I'm in progress with this at #2935

jeromekelleher commented 5 months ago

We've pushed through a few changes in the CI setup, can you rebase now please @lkirk? Hopefully things will go a bit more smoothly now.

lkirk commented 5 months ago

Thank you @benjeffery for fixing that!

@jeromekelleher This is ready now, I chopped many more slow tests from this. I realized that there are only 2 cores being used on the test servers and I hadn't anticipated how the slow tests would compound in runtime. As written, things were taking ~1.5 hours and I've adjusted things so now only important tests are considered, adding about 2 minutes to the test runtime.

Does this seem reasonable?

jeromekelleher commented 5 months ago

2 minutes is still quite a bit. You could just use the naive version on a handful of small cases to verify things are lining up as expected, and defer doing tests on the full range of examples until the C version is in place?

benjeffery commented 5 months ago

Any slow tests should be marked with @pytest.mark.slow.

lkirk commented 5 months ago

@jeromekelleher Agreed, I've cut a couple more tests to reach a minimal subset and now the runtime is the same -- at least in the number of minutes, I did a quick check of the runtimes on main and compared to these and everything seems to be running in the same amount of time, within a minute at least.

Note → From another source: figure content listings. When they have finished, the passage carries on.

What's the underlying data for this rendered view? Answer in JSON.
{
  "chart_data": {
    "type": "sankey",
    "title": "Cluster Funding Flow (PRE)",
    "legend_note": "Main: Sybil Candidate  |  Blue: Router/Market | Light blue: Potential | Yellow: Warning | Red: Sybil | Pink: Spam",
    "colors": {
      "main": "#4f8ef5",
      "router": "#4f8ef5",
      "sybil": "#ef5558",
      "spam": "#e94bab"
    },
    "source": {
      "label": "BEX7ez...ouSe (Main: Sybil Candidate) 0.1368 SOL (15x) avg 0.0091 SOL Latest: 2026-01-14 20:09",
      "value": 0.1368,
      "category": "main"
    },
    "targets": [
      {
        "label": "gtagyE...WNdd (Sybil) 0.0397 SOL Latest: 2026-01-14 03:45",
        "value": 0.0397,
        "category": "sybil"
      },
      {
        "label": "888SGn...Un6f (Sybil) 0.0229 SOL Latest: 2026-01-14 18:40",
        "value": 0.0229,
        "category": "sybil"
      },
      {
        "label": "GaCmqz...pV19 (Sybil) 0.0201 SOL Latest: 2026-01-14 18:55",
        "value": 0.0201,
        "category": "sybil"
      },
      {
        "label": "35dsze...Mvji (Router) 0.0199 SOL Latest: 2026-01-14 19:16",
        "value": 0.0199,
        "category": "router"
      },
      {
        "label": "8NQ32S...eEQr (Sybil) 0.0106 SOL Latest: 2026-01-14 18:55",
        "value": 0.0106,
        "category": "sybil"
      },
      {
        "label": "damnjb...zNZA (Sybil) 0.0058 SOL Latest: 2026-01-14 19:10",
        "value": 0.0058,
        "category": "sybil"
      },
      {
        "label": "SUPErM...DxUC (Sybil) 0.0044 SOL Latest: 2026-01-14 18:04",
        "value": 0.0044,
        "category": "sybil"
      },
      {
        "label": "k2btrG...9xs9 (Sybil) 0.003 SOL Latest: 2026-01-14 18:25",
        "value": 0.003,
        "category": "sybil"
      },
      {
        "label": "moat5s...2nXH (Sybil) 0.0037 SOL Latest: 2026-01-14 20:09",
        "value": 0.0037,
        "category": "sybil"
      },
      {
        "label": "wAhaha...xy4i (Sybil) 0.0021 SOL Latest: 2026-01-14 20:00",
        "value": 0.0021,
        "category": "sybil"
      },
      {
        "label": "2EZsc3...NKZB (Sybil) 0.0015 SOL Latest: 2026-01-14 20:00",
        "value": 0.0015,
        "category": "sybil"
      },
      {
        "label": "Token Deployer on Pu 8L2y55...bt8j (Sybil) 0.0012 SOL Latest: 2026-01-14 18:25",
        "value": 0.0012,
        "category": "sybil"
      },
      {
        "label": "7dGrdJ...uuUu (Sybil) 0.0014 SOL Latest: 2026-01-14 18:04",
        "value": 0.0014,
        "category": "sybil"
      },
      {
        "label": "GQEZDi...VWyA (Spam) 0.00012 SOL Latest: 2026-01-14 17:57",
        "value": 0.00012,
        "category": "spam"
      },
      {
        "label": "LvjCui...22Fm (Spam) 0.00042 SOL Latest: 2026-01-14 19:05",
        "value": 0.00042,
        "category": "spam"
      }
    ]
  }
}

Slowest added test runs in ~.2 seconds on my relatively fast computer.

Here's the times from the latest run on main: image

So, it appears that the difference in runtime is sub-minute now. Is that reasonable?

If not, I can just mark as slow.

benjeffery commented 5 months ago

@mergifyio rebase

mergify[bot] commented 5 months ago

rebase

✅ Branch has been successfully rebased